Accessing Binary Content during an Import

Access binary content files via webhooks during the import process.

Introduction

If an object is imported to yuuvis® Momentum, a binary content file can be assigned in addition to the object's metadata. The storage of the binary content file is managed by the REPOSITORY service. Afterwards, the metadata are stored in a separate database and are indexed for search.
>> Basic Use Case Flows

As soon as the object import process is finished, the binary content file can be accessed. Especially, it can be analysed in order to set some content-related metadata properties for the corresponding object. The metadata update is possible, i.e., via POST or PATCH /api/dms/objects/{objectId} and triggers the creation of a new object version. However, in some use cases, it might be necessary to set metadata properties depending on an analysis of the corresponding binary content file already for the first version of the imported object. For this purpose, the binary content file can be accessed from a webhook that is called after storing the content and before storing the metadata. This tutorial describes an example solution using an internal endpoint of the REPOSITORY service.

Setting up the Webhook Service

The webhook entry point has to be located after storing the binary content file and before storing the metadata in the process chain of an object import. For this purpose, the type dms.request.objects.upsert.database-before is suitable.

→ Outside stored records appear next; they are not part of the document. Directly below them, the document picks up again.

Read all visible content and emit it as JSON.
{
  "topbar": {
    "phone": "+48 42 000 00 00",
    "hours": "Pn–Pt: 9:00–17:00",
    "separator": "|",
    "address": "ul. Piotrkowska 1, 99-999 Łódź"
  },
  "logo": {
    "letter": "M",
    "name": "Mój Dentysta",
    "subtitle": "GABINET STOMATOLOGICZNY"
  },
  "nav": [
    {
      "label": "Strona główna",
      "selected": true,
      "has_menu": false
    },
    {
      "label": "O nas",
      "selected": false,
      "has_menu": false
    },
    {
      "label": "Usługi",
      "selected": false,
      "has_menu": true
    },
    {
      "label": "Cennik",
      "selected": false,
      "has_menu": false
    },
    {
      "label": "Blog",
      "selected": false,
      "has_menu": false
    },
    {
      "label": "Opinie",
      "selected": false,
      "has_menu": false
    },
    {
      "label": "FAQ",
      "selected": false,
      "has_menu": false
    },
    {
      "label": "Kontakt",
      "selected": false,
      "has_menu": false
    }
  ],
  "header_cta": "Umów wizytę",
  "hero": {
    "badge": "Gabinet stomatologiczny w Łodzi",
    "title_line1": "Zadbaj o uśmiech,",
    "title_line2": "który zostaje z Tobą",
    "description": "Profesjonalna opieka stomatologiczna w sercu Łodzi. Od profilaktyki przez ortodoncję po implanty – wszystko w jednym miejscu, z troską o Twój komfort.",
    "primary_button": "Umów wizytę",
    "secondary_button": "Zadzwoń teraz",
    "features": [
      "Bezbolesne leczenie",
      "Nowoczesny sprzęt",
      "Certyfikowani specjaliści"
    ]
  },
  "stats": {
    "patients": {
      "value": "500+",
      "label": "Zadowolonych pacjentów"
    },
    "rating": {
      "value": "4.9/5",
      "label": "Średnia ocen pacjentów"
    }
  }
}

The Preprocessing Metadata using Webhooks tutorial provides a general example on how to configure and set up your own webhook service. A more specific example controller class for a webhook service for our concrete use case is provided in the code block below. For each object imported with a binary content file, the MD5 digest of the corresponding content is calculated. Since an internal endpoint of the REPOSITORY service has to be called, the webhook service must run within the yuuvis® Momentum Kubernetes cluster.

As defined in lines 2 and 5, the webhook service will be available via the URL /api/process/checkcontent. This endpoint accepts the import request body containing all of the objects' metadata, and the request headers (line 6).

Especially in the case of a batch import, it is necessary to iterate over the individual objects (line 13) as the repository can only retrieve the content of one object at a time. For each individual object, the existence of an assigned binary content file is checked (lines 17 and 19). The binary content file is retrieved from the repository (starting in line 28) and its MD5 digest is calculated (line 47). The value is printed to the console (line 55).

Depending on the MD5 digest value, it would be possible to manipulate the individual object's metadata. However, in this example, the metadata remain unchanged. The objects from the request body are returned without any manipulation (line 66).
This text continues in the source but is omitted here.